As of 2021, the International Campaign to Abolish Nuclear Weapons reports there are 13,080 nuclear weapons within nine countries. Russia has the most with the U.S. close behind. The other seven each control between 50 to 350 nuclear bombs. “It is estimated that one bomb dropped on New York City would result in over 500,000 deaths.” The urgency of addressing the need for worldwide nuclear disarmament has now been heightened by the Ukrainian/Russian war and the rhetoric of Vladimir Putin suggesting the possible use of nuclear weapons in this war.
Archbishop John Wester of the Santa Fe archdiocese has taken a leading role in pointing out that “we can no longer deny or ignore the extremely dangerous predicament of our human family.” “We are in a new nuclear arms race far more dangerous than the first,” Wester said Jan. 11 during an online news conference to introduce his pastoral letter, “Living in the Light of Christ’s Peace: A Conversation Toward Nuclear Disarmament”. The Archbishop’s letter urges the local community and the world to join “a renewed commitment to the cause of peace with the goal of eliminating all global nuclear weapons arsenals.”
I think we’ve been lulled into a false sense of complacency.

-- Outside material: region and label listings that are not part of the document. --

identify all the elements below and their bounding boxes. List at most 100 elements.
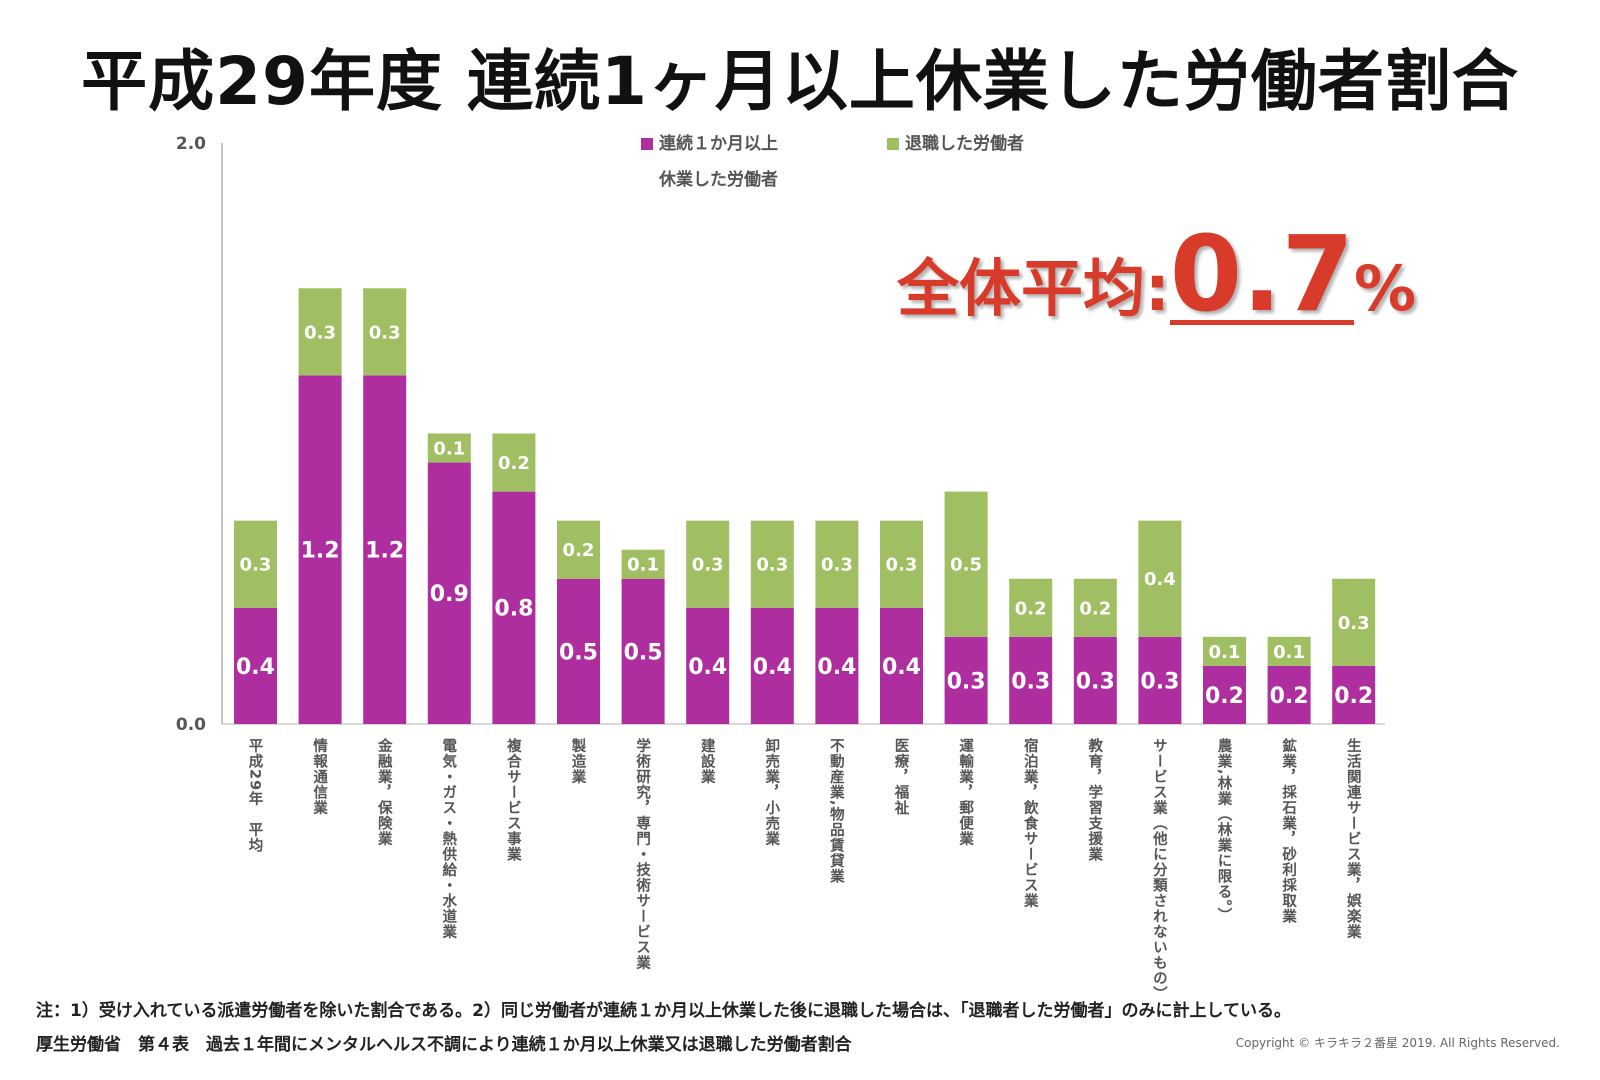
bar-segment [1332, 578, 1376, 666]
data-label: 0.5 [624, 640, 663, 665]
data-label: 0.3 [1011, 669, 1050, 694]
data-label: 0.1 [627, 555, 659, 576]
x-tick-label: 不動産業,物品賃貸業 [827, 738, 844, 885]
data-label: 0.2 [1079, 598, 1111, 619]
source-note: 厚生労働省 第４表 過去１年間にメンタルヘルス不調により連続１か月以上休業又は退… [36, 1035, 852, 1055]
chart-title: 平成29年度 連続1ヶ月以上休業した労働者割合 [81, 43, 1519, 120]
data-label: 0.2 [1270, 684, 1309, 709]
data-label: 0.2 [498, 453, 530, 474]
bar-segment [1073, 636, 1117, 724]
data-label: 0.8 [494, 597, 533, 622]
data-label: 0.4 [817, 655, 856, 680]
bar-segment [750, 607, 794, 724]
data-label: 0.3 [1076, 669, 1115, 694]
bar-segment [815, 607, 859, 724]
bar-segment [621, 578, 665, 724]
average-unit: % [1354, 252, 1417, 325]
legend-swatch-retired [887, 138, 899, 150]
bar-segment [234, 607, 277, 724]
bar-segment [880, 520, 923, 608]
bar-segment [1138, 636, 1182, 724]
bar-segment [686, 520, 730, 608]
legend-swatch-leave [641, 138, 653, 150]
data-label: 0.1 [1273, 642, 1305, 663]
data-label: 0.2 [563, 540, 595, 561]
data-label: 0.3 [947, 669, 986, 694]
bar-segment [1009, 578, 1053, 637]
x-tick-label: 卸売業，小売業 [763, 738, 780, 847]
legend-label: 休業した労働者 [659, 170, 778, 190]
data-label: 0.1 [433, 439, 465, 460]
x-tick-label: 複合サービス事業 [504, 738, 521, 862]
data-label: 0.2 [1205, 684, 1244, 709]
x-tick-label: サービス業（他に分類されないもの） [1150, 738, 1167, 1002]
y-tick-label: 2.0 [176, 134, 206, 154]
data-label: 0.4 [753, 655, 792, 680]
average-value: 0.7 [1169, 213, 1355, 335]
x-tick-label: 宿泊業，飲食サービス業 [1021, 738, 1038, 909]
data-label: 0.4 [688, 655, 727, 680]
footnote: 注：1）受け入れている派遣労働者を除いた割合である。2）同じ労働者が連続１か月以… [36, 1001, 1291, 1021]
bar-segment [1203, 665, 1246, 724]
data-label: 0.3 [1140, 669, 1179, 694]
data-label: 1.2 [365, 539, 404, 564]
bar-segment [427, 462, 471, 724]
bar-segment [1203, 636, 1246, 666]
bar-segment [686, 607, 730, 724]
data-label: 0.3 [1338, 613, 1370, 634]
x-tick-label: 金融業，保険業 [375, 738, 392, 847]
data-label: 0.3 [756, 555, 788, 576]
legend-label: 退職した労働者 [905, 134, 1024, 154]
bar-segment [557, 520, 600, 579]
bar-segment [944, 491, 988, 637]
data-label: 0.3 [692, 555, 724, 576]
data-label: 0.3 [240, 555, 272, 576]
bar-segment [492, 433, 536, 492]
bar-segment [750, 520, 794, 608]
bar-segment [363, 375, 407, 724]
bar-segment [815, 520, 859, 608]
data-label: 0.5 [950, 555, 982, 576]
data-label: 0.4 [1144, 569, 1176, 590]
x-tick-label: 生活関連サービス業，娯楽業 [1344, 738, 1361, 940]
bar-segment [1267, 665, 1311, 724]
data-label: 0.3 [821, 555, 853, 576]
data-label: 0.2 [1015, 598, 1047, 619]
x-tick-label: 学術研究，専門・技術サービス業 [634, 738, 651, 971]
x-tick-label: 建設業 [698, 738, 715, 785]
bar-segment [234, 520, 277, 608]
average-annotation: 全体平均:0.7% [897, 213, 1417, 335]
data-label: 0.4 [882, 655, 921, 680]
x-tick-label: 電気・ガス・熱供給・水道業 [440, 738, 457, 940]
bar-segment [1332, 665, 1376, 724]
x-tick-label: 農業,林業（林業に限る。） [1215, 738, 1232, 924]
average-label: 全体平均: [897, 252, 1170, 325]
x-tick-label: 鉱業，採石業，砂利採取業 [1280, 738, 1297, 924]
x-tick-label: 運輸業，郵便業 [957, 738, 974, 847]
bar-segment [1138, 520, 1182, 637]
bar-segment [880, 607, 923, 724]
bar-segment [621, 549, 665, 579]
data-label: 1.2 [301, 539, 340, 564]
data-label: 0.5 [559, 640, 598, 665]
legend-item-retired: 退職した労働者 [887, 126, 1024, 162]
bar-segment [492, 491, 536, 724]
x-tick-label: 医療，福祉 [892, 738, 909, 816]
data-label: 0.9 [430, 582, 469, 607]
data-label: 0.3 [304, 322, 336, 343]
bar-segment [298, 375, 342, 724]
bar-segment [1073, 578, 1117, 637]
data-label: 0.2 [1334, 684, 1373, 709]
data-label: 0.1 [1209, 642, 1241, 663]
x-tick-label: 情報通信業 [311, 738, 328, 816]
copyright: Copyright © キラキラ２番星 2019. All Rights Res… [1235, 1036, 1560, 1050]
x-tick-label: 製造業 [569, 738, 586, 785]
bar-segment [427, 433, 471, 463]
bar-segment [1009, 636, 1053, 724]
legend-item-leave: 連続１か月以上 休業した労働者 [641, 126, 778, 198]
bar-segment [557, 578, 600, 724]
x-tick-label: 平成29年 平均 [246, 738, 263, 854]
bar-segment [298, 288, 342, 376]
data-label: 0.4 [236, 655, 275, 680]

I think it’s important as the archbishop of Santa Fe that I say something, that the archdiocese has a seat at the table on this discussion, because this is the birthplace of the nuclear bomb.Archbishop John Wester
The archbishop states that his visits to Hiroshima and Nagasaki led him to believe it important that the Archdiocese of Santa Fe take an active part in encouraging this dialogue because two of the country’s three nuclear weapons research facilities and the largest U.S. repository of nuclear armaments are located at Kirtland Air Force Base within the archdiocese. To start this dialogue in his archdiocese, the archbishop will commemorate the anniversary of the bombings on Aug. 9, 2022 with a Mass followed by a panel of interfaith leaders discussing the need for nuclear disarmament.
The Loretto Peace Committee is encouraging the Loretto Community to renew its awareness and commitment to working toward peace and nuclear disarmament by reading or rereading “Hiroshima” by John Hersey in book study groups. It is a story of devastation but also a story of resilience and hope.